C'est dans les années 80 que l'on a découvert, surtout au Japon, l'attrait de la production dite maigre, une troisième phase dans les cycles manufacturiers. Après l'artisanat et le travail à la chaîne, il s'agissait de combiner les meilleures caractéristiques des deux méthodes précédentes, la flexibilité et la qualité de la première, les coûts réduits de la deuxième.
Travail d'équipe
C'est ainsi qu'est apparu le travail d'équipe, au sein de laquelle un ouvrier est capable de faire tout ce que l'on attend du groupe. Cette spécialisation moindre que dans les lignes d'assemblage évite la démotivation liée aux gestes limités et répétitifs du travail à la chaîne. D'où une meilleure productivité.
Just-in-time
Dans ce système, les pièces arrivent à chaque station de travail au compte-gouttes, just-in-time, et, à la différence de la chaîne qui doit avancer à tout prix, la production est interrompue dès qu'un défaut apparaît. Ce qui favorise l'apprentissage et l'amélioration des techniques, mais aussi l'adaptation continuelle des machines outils. Si dans un premier temps, le procédé pèse sur la cadence, elle s'accélère progressivement, avec un taux de rejets qui s'améliore.

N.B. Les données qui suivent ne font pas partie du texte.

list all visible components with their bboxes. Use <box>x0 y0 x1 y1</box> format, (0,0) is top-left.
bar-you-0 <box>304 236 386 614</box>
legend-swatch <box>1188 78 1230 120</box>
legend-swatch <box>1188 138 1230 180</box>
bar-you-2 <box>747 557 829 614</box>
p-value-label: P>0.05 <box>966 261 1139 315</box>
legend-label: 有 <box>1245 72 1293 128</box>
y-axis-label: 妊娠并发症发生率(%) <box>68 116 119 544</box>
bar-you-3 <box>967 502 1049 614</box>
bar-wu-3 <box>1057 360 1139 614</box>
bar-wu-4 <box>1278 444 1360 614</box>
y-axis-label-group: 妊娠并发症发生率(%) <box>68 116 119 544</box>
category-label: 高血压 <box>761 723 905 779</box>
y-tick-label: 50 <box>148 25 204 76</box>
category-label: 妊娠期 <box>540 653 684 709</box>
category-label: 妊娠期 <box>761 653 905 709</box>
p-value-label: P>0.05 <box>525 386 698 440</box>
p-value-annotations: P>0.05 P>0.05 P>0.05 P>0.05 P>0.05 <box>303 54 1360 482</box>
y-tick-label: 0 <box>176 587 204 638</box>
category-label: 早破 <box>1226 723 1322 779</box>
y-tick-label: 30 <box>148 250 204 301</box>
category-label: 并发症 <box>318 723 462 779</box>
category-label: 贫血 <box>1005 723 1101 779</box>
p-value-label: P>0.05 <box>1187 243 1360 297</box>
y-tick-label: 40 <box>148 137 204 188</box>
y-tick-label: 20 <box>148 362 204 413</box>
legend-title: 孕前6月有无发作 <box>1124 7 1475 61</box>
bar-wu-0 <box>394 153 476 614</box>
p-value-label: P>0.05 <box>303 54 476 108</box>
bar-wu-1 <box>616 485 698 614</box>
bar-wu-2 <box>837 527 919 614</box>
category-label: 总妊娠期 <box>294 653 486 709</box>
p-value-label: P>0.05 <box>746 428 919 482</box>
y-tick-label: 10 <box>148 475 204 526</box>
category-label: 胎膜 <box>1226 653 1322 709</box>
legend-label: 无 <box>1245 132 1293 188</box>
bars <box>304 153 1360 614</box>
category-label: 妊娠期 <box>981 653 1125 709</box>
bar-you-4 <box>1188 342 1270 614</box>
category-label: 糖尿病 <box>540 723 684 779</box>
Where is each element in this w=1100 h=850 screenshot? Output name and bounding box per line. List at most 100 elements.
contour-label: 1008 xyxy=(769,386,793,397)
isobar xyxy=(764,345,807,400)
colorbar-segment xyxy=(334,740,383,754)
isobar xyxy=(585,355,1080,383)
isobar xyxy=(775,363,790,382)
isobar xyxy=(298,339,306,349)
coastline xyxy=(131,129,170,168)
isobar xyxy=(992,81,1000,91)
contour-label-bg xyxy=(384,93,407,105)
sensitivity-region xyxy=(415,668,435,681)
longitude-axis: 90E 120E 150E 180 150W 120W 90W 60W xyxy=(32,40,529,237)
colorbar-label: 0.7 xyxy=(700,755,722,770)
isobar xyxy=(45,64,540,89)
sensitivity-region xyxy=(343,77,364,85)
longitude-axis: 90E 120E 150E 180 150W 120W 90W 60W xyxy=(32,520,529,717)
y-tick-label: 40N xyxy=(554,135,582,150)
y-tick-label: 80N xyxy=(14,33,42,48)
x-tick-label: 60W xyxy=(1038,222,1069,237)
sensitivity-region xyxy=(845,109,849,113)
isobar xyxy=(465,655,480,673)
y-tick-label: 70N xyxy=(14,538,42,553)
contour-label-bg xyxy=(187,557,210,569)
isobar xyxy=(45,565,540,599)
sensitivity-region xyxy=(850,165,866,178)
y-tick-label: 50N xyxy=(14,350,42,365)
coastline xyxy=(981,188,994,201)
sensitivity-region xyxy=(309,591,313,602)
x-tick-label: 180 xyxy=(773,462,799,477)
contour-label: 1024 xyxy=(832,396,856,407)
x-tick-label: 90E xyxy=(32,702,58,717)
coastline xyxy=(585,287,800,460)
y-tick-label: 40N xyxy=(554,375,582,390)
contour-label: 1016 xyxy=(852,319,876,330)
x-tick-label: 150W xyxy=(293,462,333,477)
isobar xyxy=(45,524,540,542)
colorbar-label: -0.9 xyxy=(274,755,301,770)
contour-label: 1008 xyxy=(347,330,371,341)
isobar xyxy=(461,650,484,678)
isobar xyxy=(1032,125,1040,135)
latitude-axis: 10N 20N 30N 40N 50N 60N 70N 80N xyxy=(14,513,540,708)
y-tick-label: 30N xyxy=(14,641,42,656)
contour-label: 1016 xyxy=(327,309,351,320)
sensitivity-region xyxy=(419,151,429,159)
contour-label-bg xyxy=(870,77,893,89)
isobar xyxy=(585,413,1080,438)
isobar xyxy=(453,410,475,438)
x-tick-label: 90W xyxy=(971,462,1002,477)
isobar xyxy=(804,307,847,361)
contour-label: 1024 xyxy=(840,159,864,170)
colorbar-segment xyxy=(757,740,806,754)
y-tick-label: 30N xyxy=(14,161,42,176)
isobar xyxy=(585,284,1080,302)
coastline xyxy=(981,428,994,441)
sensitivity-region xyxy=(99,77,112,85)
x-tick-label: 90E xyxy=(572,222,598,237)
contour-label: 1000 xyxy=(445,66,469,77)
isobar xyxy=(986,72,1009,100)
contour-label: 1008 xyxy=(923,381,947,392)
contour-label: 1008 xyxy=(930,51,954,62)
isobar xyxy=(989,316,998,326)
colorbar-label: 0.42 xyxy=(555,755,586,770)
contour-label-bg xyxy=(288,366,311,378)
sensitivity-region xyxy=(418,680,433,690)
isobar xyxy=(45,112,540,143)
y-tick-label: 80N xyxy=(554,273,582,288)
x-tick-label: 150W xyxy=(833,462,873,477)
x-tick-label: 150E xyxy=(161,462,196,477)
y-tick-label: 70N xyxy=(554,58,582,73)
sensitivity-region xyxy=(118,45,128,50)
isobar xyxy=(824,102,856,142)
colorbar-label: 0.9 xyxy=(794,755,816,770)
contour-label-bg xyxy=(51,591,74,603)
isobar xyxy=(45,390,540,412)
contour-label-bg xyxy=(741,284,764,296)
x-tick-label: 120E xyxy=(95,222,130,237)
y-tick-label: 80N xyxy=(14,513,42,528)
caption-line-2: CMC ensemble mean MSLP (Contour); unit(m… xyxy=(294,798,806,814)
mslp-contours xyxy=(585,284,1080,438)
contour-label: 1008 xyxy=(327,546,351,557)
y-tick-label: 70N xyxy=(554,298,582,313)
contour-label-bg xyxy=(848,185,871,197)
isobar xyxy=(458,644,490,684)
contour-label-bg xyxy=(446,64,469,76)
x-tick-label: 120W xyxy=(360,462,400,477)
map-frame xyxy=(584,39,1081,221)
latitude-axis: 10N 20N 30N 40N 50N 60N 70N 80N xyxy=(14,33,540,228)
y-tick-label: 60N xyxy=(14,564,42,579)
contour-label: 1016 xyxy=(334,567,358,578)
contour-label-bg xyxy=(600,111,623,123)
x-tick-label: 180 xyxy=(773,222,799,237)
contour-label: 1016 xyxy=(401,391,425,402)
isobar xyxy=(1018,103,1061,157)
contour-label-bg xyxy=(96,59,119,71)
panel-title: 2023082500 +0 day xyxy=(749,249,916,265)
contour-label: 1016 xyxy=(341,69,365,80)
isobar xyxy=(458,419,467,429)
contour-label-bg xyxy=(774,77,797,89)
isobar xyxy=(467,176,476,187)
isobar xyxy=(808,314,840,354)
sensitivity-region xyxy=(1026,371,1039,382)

De meilleures performances
Nombreuses sont les usines qui se sont orientées vers ce type allégé de production, avec des performances souvent meilleures que les processus traditionnels. Selon un spécialiste du management, Michael Cusumano, auteur d'un ouvrage sur l'industrie automobile nipponne qui faisait déjà référence il y a vingt ans, cette méthode a remis en question des idées établies à propos de la production de masse.
Attention!
Mais les critiques se font jour à ce sujet. Il est dangereux de devenir... trop maigre! A partir d'un certain moment, le risque d'anorexie apparaît pour l'entreprise. En l'absence de stock de sécurité ou de personnel de réserve, la moindre perturbation dans les procédures peut entrainer des conséquences dramatiques!